Отошедшие бабы громко рассмеялись:
— Вы осторожней, она у нас девка шустрая!
Женщина, не смущаясь, стояла напротив отца и улыбалась. Обеспокоенный Генка подбежал к отцу и встал рядом.
— Ваш? — спросила она, пытаясь погладить Генкину голову. — Да не съем я твоего папку, не съем, — она повернулась и быстро пошла прочь, только подол юбки заплескался от скорого шага.
Отец внимательно посмотрел вслед уходящей женщине, щелкнул Генку по лбу и выкинул сигарету. Генка обиделся и покраснел.
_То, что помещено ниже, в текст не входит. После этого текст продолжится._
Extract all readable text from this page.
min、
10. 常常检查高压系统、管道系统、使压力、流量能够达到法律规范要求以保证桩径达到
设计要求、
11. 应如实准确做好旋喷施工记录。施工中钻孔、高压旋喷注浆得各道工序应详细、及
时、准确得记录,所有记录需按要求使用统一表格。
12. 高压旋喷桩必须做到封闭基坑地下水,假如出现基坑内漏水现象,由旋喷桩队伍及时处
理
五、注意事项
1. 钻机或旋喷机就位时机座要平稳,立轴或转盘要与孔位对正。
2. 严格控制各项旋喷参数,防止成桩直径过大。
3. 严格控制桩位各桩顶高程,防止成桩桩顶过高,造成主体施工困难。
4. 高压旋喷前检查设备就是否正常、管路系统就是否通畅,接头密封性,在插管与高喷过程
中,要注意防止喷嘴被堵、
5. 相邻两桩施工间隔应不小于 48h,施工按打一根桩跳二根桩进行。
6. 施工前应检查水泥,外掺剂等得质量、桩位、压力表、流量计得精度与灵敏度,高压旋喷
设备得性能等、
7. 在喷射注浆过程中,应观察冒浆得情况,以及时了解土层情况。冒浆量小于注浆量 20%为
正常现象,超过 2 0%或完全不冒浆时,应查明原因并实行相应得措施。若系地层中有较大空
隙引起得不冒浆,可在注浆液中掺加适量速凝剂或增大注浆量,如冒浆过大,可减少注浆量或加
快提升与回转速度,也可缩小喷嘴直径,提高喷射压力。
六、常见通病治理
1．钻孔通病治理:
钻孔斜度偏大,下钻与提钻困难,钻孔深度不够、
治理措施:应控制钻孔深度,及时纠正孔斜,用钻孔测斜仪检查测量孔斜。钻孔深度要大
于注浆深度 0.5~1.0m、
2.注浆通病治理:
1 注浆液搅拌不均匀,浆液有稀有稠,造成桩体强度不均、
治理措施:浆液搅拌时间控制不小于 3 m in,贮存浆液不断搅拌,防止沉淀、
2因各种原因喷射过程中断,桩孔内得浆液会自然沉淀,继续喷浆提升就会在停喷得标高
Баба Ева часто пела печальные, непривычные для деревни песни. «Лишь только вечер затеплится синью…» — теплым голосом вела она, склоняясь над каким–нибудь рукоделием. Генка любил ее слушать, он сидел рядом и боялся, что вот–вот голос сорвется, ей не хватит дыхания, и песня замрет, но голосу бабе Еве всегда хватало, и успокоенный Генка ждал следующей песни.
Появился дед с ведром свежевыкопанной картошки.
— Что долго–то? — недовольная, спросила баба Ева.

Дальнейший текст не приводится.